20 avril 2013 - 00:00 |

La Chronique Matières du Jeudi

Les chiffres de broyages stimulent le marché du cacao

(19/04/2013)

BOIS. Les prix des grumes d’Afrique de l’ouest et du Centre sont demeurés stables bien que la demande soit soutenue et les disponibilités étroites, souligne l’Organisation internationale des bois tropicaux (OIBT) dans son dernier rapport. Les acheteurs chinois sont très actifs mais n’ont pas encore retrouvé leurs volumes de transactions « normaux » pour ces périodes printanières. Les importateurs indiens mais également du Proche-Orient sont également très présents mais sur un nombre d’essences limité. Globalement, la demande pour des grumes de padouk et d’okoumé est ferme et les prix devraient augmenter car les disponibilités sont à peine suffisantes pour satisfaire la demande.
S’agissant des sciages, l’iroko a gagné $ 20 car la demande est forte et les sciages de Doussié sont également à la hausse.

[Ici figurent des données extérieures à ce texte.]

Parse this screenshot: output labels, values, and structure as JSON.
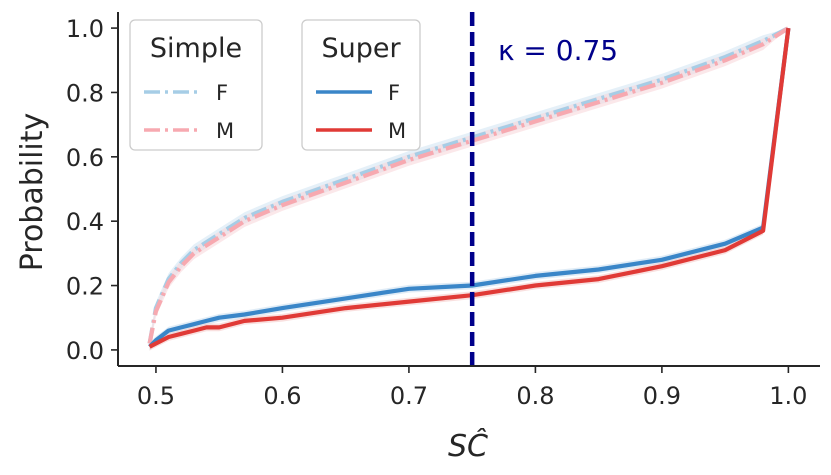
{
  "chart_data": {
    "type": "line",
    "xlabel": "SĈ",
    "ylabel": "Probability",
    "xlim": [
      0.47,
      1.025
    ],
    "ylim": [
      -0.05,
      1.05
    ],
    "xticks": [
      0.5,
      0.6,
      0.7,
      0.8,
      0.9,
      1.0
    ],
    "xtick_labels": [
      "0.5",
      "0.6",
      "0.7",
      "0.8",
      "0.9",
      "1.0"
    ],
    "yticks": [
      0.0,
      0.2,
      0.4,
      0.6,
      0.8,
      1.0
    ],
    "ytick_labels": [
      "0.0",
      "0.2",
      "0.4",
      "0.6",
      "0.8",
      "1.0"
    ],
    "vline": {
      "x": 0.75,
      "label": "κ = 0.75",
      "color": "#00008b"
    },
    "legends": [
      {
        "title": "Simple",
        "entries": [
          {
            "label": "F",
            "series": "Simple F"
          },
          {
            "label": "M",
            "series": "Simple M"
          }
        ]
      },
      {
        "title": "Super",
        "entries": [
          {
            "label": "F",
            "series": "Super F"
          },
          {
            "label": "M",
            "series": "Super M"
          }
        ]
      }
    ],
    "series": [
      {
        "name": "Simple F",
        "style": "dashdot",
        "color": "#a6cde6",
        "band": "#cfe3f2",
        "x": [
          0.495,
          0.5,
          0.51,
          0.52,
          0.53,
          0.55,
          0.57,
          0.6,
          0.65,
          0.7,
          0.75,
          0.8,
          0.85,
          0.9,
          0.95,
          0.98,
          1.0
        ],
        "y": [
          0.02,
          0.13,
          0.22,
          0.27,
          0.31,
          0.36,
          0.41,
          0.46,
          0.53,
          0.6,
          0.66,
          0.72,
          0.78,
          0.84,
          0.91,
          0.96,
          1.0
        ]
      },
      {
        "name": "Simple M",
        "style": "dashdot",
        "color": "#f7a9b0",
        "band": "#f8d5d8",
        "x": [
          0.495,
          0.5,
          0.51,
          0.52,
          0.53,
          0.55,
          0.57,
          0.6,
          0.65,
          0.7,
          0.75,
          0.8,
          0.85,
          0.9,
          0.95,
          0.98,
          1.0
        ],
        "y": [
          0.02,
          0.12,
          0.21,
          0.26,
          0.3,
          0.35,
          0.4,
          0.45,
          0.52,
          0.59,
          0.65,
          0.71,
          0.77,
          0.83,
          0.9,
          0.95,
          1.0
        ]
      },
      {
        "name": "Super F",
        "style": "solid",
        "color": "#3a86c8",
        "band": "#c7dcef",
        "x": [
          0.495,
          0.5,
          0.51,
          0.52,
          0.53,
          0.54,
          0.55,
          0.57,
          0.6,
          0.65,
          0.7,
          0.75,
          0.8,
          0.85,
          0.9,
          0.95,
          0.98,
          1.0
        ],
        "y": [
          0.01,
          0.03,
          0.06,
          0.07,
          0.08,
          0.09,
          0.1,
          0.11,
          0.13,
          0.16,
          0.19,
          0.2,
          0.23,
          0.25,
          0.28,
          0.33,
          0.38,
          1.0
        ]
      },
      {
        "name": "Super M",
        "style": "solid",
        "color": "#e03a36",
        "band": "#f4c6c4",
        "x": [
          0.495,
          0.5,
          0.51,
          0.52,
          0.53,
          0.54,
          0.55,
          0.57,
          0.6,
          0.65,
          0.7,
          0.75,
          0.8,
          0.85,
          0.9,
          0.95,
          0.98,
          1.0
        ],
        "y": [
          0.01,
          0.02,
          0.04,
          0.05,
          0.06,
          0.07,
          0.07,
          0.09,
          0.1,
          0.13,
          0.15,
          0.17,
          0.2,
          0.22,
          0.26,
          0.31,
          0.37,
          1.0
        ]
      }
    ]
  }
}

CACAO. Sur les marchés à terme de Londres et de New York, le cacao a grimpé de $14, à $ 2 333 la tonne à New York, son plus haut en 4 mois ; sur les deux dernières semaines, il aura pris 8%. Ces deux derniers jours de hausse sont liés notamment aux publications de chiffres de broyages. En Europe, s’ils sont en baisse de 3,9% sur le 1er trimestre, à 339 377 tonnes (t), selon l’Association européenne du cacao, ils sont conformes aux attentes du marché. Le négoce s’attendait, en effet, à une baisse dans une fourchette allant de 1 à 5%, notamment en raison de la faiblesse des marges de transformation.
En Allemagne, les broyages sur le premier trimestre ont chuté de 12,66%, à 97 998 t, selon l’Association des confiseurs BDSI. Ils avaient baissé de 18,73% au dernier trimestre 2012. Cette chute, début 2013 par rapport à début 2012, serait liée à ce que le premier trimestre 2012 avait été nettement supérieur en Allemagne par rapport aux performances dans les autres pays européens.
Quant aux broyages aux Etats-Unis, les nouvelles semblent bonnes ! La National Confectioners Association (NCA) a annoncé une forte poussée, de près de 6% à 125 887 t, sur le premier trimestre par rapport aux 3 premiers mois de 2012, soit la plus forte progression depuis 2011 et bien au-delà des attentes du marché.
Des chiffres, toutefois, à prendre avec précaution car s’ils étaient la mesure étalon, il y a quelques années, de la consommation des pays car souvent on broyait là où on consommait, ce n’est guère plus vrai aujourd’hui car on broie de plus en plus dans les pays producteurs. Et là, les chiffres ne sont pas toujours connus à l’exception de certains pays comme la Malaisie qui, eux, sont en baisse de 3,2% sur le premier trimestre, à 72 203 t, par rapport au trois premiers mois de 2013.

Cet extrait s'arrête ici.